Further into the term, we turned our attention to local production and seasonal foods to explore an ethics of gratitude, compassion, and community-building sustained by efforts in organic farming. From Maria Diemling, we learned about Jewish teaching about the relationship between land, the body, and the holy. We also read the work of farmers inviting us to recover an ‘agrarian spirit’, to tether our working lives and wellbeing to nature’s rhythms and seasons.

For most of us, even in a place we call the Garden of England, soils and substrates where biological and chemical processes sustain microbiology, or the waterways that vein our landscapes above and below ground, are hardly a daily concern. But things look different when you speak to people who believe that food grown locally and lovingly is the key to putting humanity and community back at the centre of food production, distribution, and enjoyment. So, we finished the semester with a visit to Oink & Udder, an organic farm started by our Theology graduate David Wilcock.

On the farm at Oink & Udder

David says it was his wife Chloe who first had the idea to turn from her Music and Teaching degree to farming goats, cattle, and pigs. They also invited us to meet their organic crop farmer neighbour from Nonington Farms. From them, we learned about the science of food, how crops and animals turn grasses into protein, and how the symbiosis of plant and animal cycles pack carbon safely into the ground. They also spoke about how good food can build community life and networks of wellbeing beyond food banks. Together, these neighbours to Canterbury Christ Church are redefining animal welfare, love of land, and the link between community to wellbeing. We even learned that what our grandparents used to tell us was true all along: if you peel the potato, you peel away the goodness.

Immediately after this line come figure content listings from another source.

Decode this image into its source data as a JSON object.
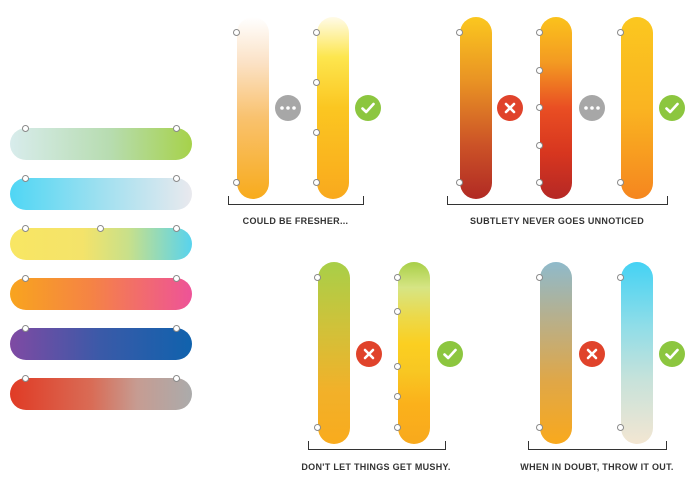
{
  "captions": {
    "group1": "COULD BE FRESHER...",
    "group2": "SUBTLETY NEVER GOES UNNOTICED",
    "group3": "DON'T LET THINGS GET MUSHY.",
    "group4": "WHEN IN DOUBT, THROW IT OUT."
  },
  "colors": {
    "check": "#8cc63f",
    "cross": "#e0432b",
    "neutral": "#a7a7a7"
  },
  "icons": {
    "check": "check-icon",
    "cross": "cross-icon",
    "ellipsis": "ellipsis-icon"
  }
}
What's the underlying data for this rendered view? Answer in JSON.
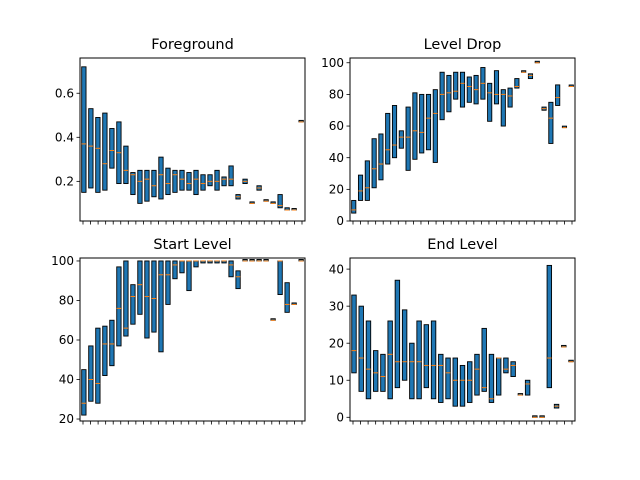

Clearly, though, a well-scrubbed potato could only have goodness if there was good, healthy, unpolluted soil to begin with, and if water was plentiful because the seasons were favourable; if human hands dug into the dirt to pick the tuber, and a chain of human labour was responsible for loading produce and bringing it to market. And although we are removed from the soils, climates, and processes responsible for a potato freshly pulled from the ground, it is in the end a goodness we can touch, see, smell, savour, and share. And now it is a goodness which our students, looking at that jacket and potato on their dinner plate, could decode as a story of ethics, sustainability, the environment, and all the reasons why we should care.